Diese Praxis ist rechtlich nicht verboten, sofern die Nährwertangaben pro 100 Gramm ebenfalls aufgeführt werden. Das Problem liegt jedoch in der psychologischen Wirkung: Die meisten Menschen konzentrieren sich auf die pro Portion angegebenen Zahlen, da diese handlicher und verständlicher erscheinen. Ein Riegel mit vermeintlich 120 Kilokalorien pro Portion wirkt deutlich attraktiver als einer mit 240 Kilokalorien – selbst wenn beide identisch sind und die Portionsangabe lediglich künstlich halbiert wurde.

Warum gerade bei gesunden Snacks Vorsicht geboten ist

Besonders tückisch wird es bei Produkten, die mit Gesundheitsversprechen beworben werden. Riegel mit Aufschriften wie „nur natürliche Zutaten“, „reich an Ballaststoffen“ oder „mit wertvollen Vitaminen“ suggerieren eine bewusste, figurfreundliche Wahl. Die Nährwertangaben pro Portion verstärken diesen Eindruck zusätzlich. Erst bei genauerer Betrachtung zeigt sich: Der komplette Riegel enthält möglicherweise mehr Zucker als ein herkömmlicher Schokoriegel und liefert Kalorienwerte, die eher einer kleinen Mahlzeit entsprechen.

Ein weiterer kritischer Aspekt ist die Darstellung von Zucker. Während der Gesamtzuckergehalt ausgewiesen werden muss, verstecken sich in der Zutatenliste oft verschiedene Zuckerarten unter unterschiedlichen Bezeichnungen: Glukosesirup, Invertzuckersirup, Agavendicksaft, Dattelsirup oder Reissirup. Jede dieser Zutaten trägt zur Gesamtsüße bei, erscheint aber einzeln weiter hinten in der Liste. In Kombination mit reduzierten Portionsangaben entsteht so ein Bild, das deutlich vorteilhafter wirkt als die Realität.

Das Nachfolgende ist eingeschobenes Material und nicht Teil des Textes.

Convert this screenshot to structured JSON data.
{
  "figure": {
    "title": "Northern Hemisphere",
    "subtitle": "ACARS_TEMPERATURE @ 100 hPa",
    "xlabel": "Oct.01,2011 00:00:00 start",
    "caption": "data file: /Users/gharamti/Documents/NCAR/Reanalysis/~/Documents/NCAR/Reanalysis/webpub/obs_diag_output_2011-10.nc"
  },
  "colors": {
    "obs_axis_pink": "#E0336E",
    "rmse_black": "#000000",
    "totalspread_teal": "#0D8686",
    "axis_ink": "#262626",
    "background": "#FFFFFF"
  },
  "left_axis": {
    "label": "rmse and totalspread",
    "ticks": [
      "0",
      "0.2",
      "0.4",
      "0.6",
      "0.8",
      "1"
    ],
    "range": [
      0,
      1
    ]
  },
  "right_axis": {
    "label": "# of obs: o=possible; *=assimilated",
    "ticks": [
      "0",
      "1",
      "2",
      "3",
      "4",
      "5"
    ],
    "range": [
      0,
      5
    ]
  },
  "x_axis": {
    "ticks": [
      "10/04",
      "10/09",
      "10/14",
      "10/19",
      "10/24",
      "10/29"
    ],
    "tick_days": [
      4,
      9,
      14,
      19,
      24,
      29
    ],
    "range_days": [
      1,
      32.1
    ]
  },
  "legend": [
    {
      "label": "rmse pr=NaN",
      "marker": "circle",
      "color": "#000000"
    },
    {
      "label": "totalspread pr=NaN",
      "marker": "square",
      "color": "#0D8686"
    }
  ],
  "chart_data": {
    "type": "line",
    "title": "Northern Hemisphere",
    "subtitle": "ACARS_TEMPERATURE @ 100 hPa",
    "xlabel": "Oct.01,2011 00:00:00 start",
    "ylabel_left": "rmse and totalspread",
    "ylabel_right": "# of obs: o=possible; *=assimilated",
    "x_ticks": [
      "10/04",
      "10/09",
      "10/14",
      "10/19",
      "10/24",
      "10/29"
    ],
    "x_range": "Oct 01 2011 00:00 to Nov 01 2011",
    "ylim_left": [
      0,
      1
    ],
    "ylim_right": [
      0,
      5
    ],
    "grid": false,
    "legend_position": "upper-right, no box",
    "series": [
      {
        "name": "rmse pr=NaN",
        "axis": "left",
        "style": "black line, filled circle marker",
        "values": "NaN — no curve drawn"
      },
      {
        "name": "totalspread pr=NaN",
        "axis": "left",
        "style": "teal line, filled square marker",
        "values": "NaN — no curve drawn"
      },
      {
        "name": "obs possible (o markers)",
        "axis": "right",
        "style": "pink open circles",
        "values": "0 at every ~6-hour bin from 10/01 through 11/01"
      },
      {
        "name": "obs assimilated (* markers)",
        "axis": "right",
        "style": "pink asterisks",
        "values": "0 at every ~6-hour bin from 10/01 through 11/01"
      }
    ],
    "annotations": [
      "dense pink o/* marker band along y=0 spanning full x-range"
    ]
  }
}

Die rechtliche Grauzone und ihre Konsequenzen

Die europäische Lebensmittelinformationsverordnung schreibt vor, dass Nährwertangaben pro 100 Gramm oder 100 Milliliter erfolgen müssen. Diese Regelung, festgehalten in der EU-Verordnung Nummer 1169 aus dem Jahr 2011, gilt seit dem 13. Dezember 2016 verpflichtend für alle Lebensmittel in der Europäischen Union. Das Niedersächsische Landesamt für Verbraucherschutz und Lebensmittelsicherheit bestätigt diese einheitliche Grundlage für die gesamte EU.

Zusätzlich zu den verpflichtenden 100-Gramm-Angaben dürfen Hersteller freiwillig Angaben pro Portion machen. Dabei müssen künftig der Brennwert sowie sechs Nährstoffe angegeben werden: die Mengen an Fett, gesättigten Fettsäuren, Kohlenhydraten, Zucker, Eiweiß und Salz, wie der Lebensmittelverband Deutschland präzisiert. Die Definition dieser Portion liegt jedoch weitgehend in ihrem Ermessen, da es keine verbindlichen Standards dafür gibt, was eine realistische Portion darstellt. Diese Regulierungslücke wird systematisch genutzt, um Produkte vorteilhafter erscheinen zu lassen.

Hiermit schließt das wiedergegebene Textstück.